Jednak jest jeszcze jedno znaczenie tytułu – „Album”. Album jako przechowalnia gestów dnia, migów poranka, skłonów wieczorów, odruchów wiatru, skinień rzeczy. Z tych spraw, ledwo dostrzegalnych, życie nasze się składa. W literaturze nazywamy takie ruchy – tropami. Czytając „Album” trzeba pamiętać albo wręcz uświadomić to sobie, iż znajdziemy w tych opowieściach odniesienia do literatury, muzyki, religii, i wielu innych dziedzin kultury. Mamy zatem oprócz grozy, zabawę intelektualną. Takie potraktowanie opowiadań powoduje że są one kilkupiętrowe. Nie tylko pierwotny, instynktowny strach, ale również obudowa intelektualna tego strachu. Na każdym piętrze znajdziemy coś innego, odmiennego.

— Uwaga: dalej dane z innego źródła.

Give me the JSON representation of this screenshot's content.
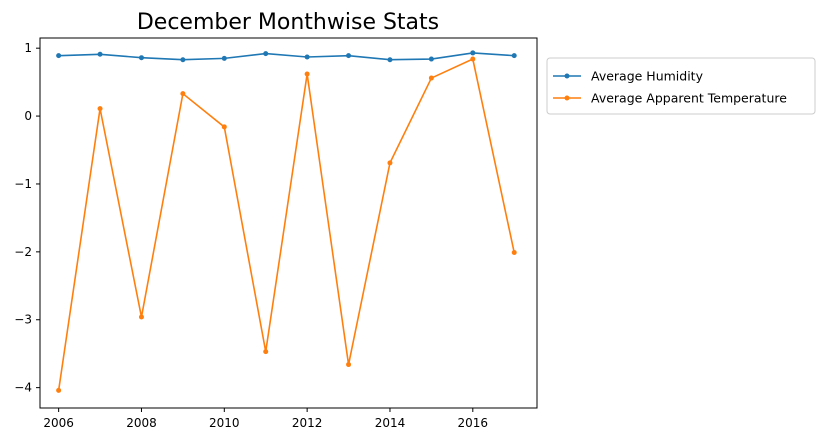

Wielość obrazów, które proponuje Krzysztof Maciejewski, jest dobitnym dowodem na to, że trzymamy w rękach znakomitą książkę, która może okazać się czymś w rodzaju przepowiedni Sybilii. Inaczej mówiąc: Autor ceniąc przeszłość i teraźniejszość, pozwala na myślenie o przyszłości. Więcej: przyszłość traktuje jako nieuniknione dobro/zło ( w zależności od okoliczności), pokazuje swoją wizję jutra. Jutra które za rogiem czyli bliżej niż nam się wydaje.
Język, który stosuje Krzysztof Maciejewski jest konkretny i jednocześnie wymagający. Konkretny, bo przekazuje konkretną opowieść. Wymagający, ponieważ opowieść jest zapisana na dużą orkiestrę symfoniczną. Zauważyłem poetyckie połączenia, akanty ubarwiające język przekazu. Jakieś dzwoneczki, jakoweś trójkąty. Chociaż to krótki koncert – stron sto dziesięć, to jednak jest to niezapomniana chwila w życiu czytelnika.
Książka nominowana przez niżej podpisanego do Książki Roku.